One ongoing debate is whether “persistent authoritarianism” is an inevitable consequence of certain cultural traditions. The evidence on this count is that undemocratic cultural elements are not necessarily barriers to eventual democratization. Arguments were proffered for the incompatibility of democracy and Islam, or democracy and Confucianism, for example. Yet there are many examples of modern democracies that have emerged out of these anti-democratic cultural traditions. Turkey and Indonesia are examples of Muslim-majority democracies, while Korea and Japan demonstrate that societies with Confucian influences can become robust democracies.

Beyond cultural traditions, certain powerful political ideologies support nondemocratic rule. Two of these are communism and fascism. Countries organized according to these ideologies have been uniformly undemocratic and lack mechanisms of accountability between ruler and ruled in addition to basic freedoms for citizens. Communist countries have been led by a “dictatorship of the proletariat” in the process of dismantling capitalism and building the socialist society that is meant to precede transition to communism.
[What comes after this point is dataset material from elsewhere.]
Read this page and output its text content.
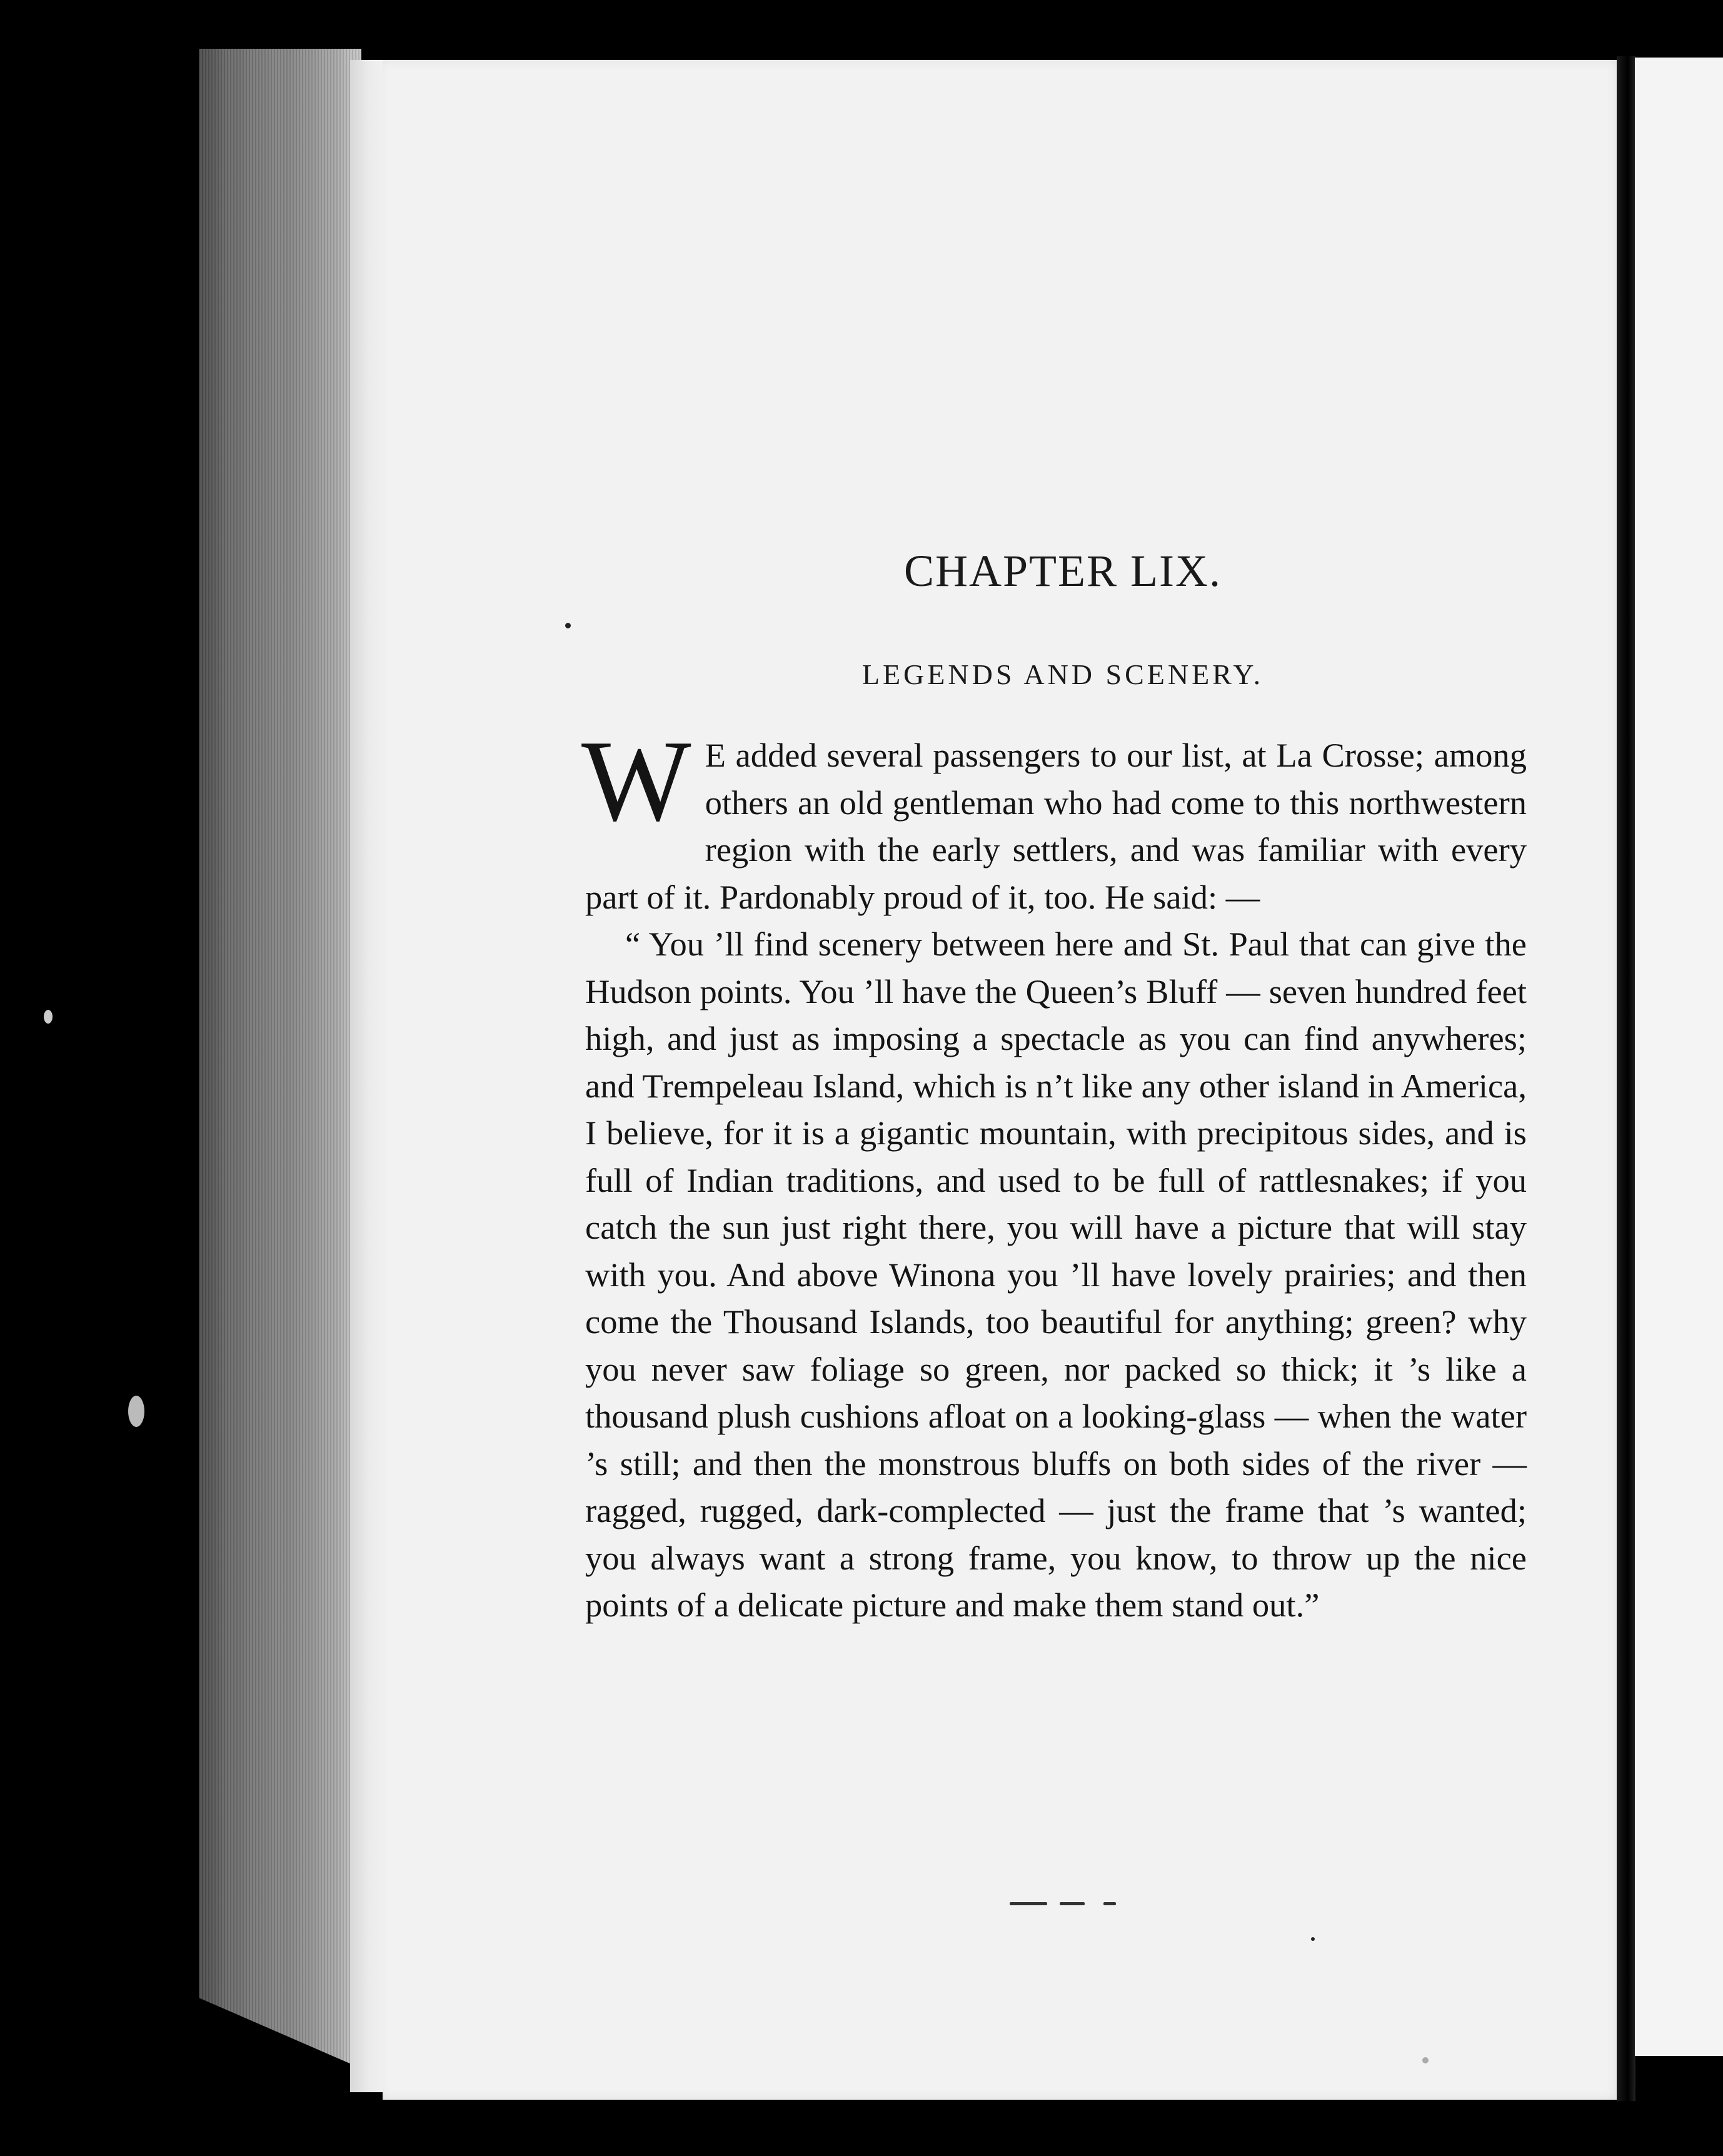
CHAPTER LIX.
LEGENDS AND SCENERY.

W E added several passengers to our list, at La Crosse; among others an old gentleman who had come to this northwestern region with the early settlers, and was familiar with every part of it. Pardonably proud of it, too. He said: —

“ You ’ll find scenery between here and St. Paul that can give the Hudson points. You ’ll have the Queen’s Bluff — seven hundred feet high, and just as imposing a spectacle as you can find anywheres; and Trempeleau Island, which is n’t like any other island in America, I believe, for it is a gigantic mountain, with precipitous sides, and is full of Indian traditions, and used to be full of rattlesnakes; if you catch the sun just right there, you will have a picture that will stay with you. And above Winona you ’ll have lovely prairies; and then come the Thousand Islands, too beautiful for anything; green? why you never saw foliage so green, nor packed so thick; it ’s like a thousand plush cushions afloat on a looking-glass — when the water ’s still; and then the monstrous bluffs on both sides of the river — ragged, rugged, dark-complected — just the frame that ’s wanted; you always want a strong frame, you know, to throw up the nice points of a delicate picture and make them stand out.”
Fascist countries are characterized by extreme social hierarchies and control of all aspects of society by the ruling party.

A more narrow tool employed by nondemocratic leaders to remain in power is the creation of a cult of personality. Remember from Chapter Three, a cult of personality occurs when a state leverages all aspects of a leader’s real and exaggerated traits to solidify the leader’s power. Drawing upon institutions such as propaganda bureaus and state control of media channels, a cult of personality creates the illusion of mass support for – even adulation of – the ruler. Soviet leader Joseph Stalin was famous for creating such a cult around his personal rule, and this was taken to new heights by other twentieth century rulers such as China’s Mao Zedong and Romania’s Nicolae Ceaușescu. Fanning a cult of personality is a powerful way to create emotional links between citizens and ruler. A cult of personality also creates the appearance of invincibility on the part of the ruler, which can serve to stave off challenges to their rule.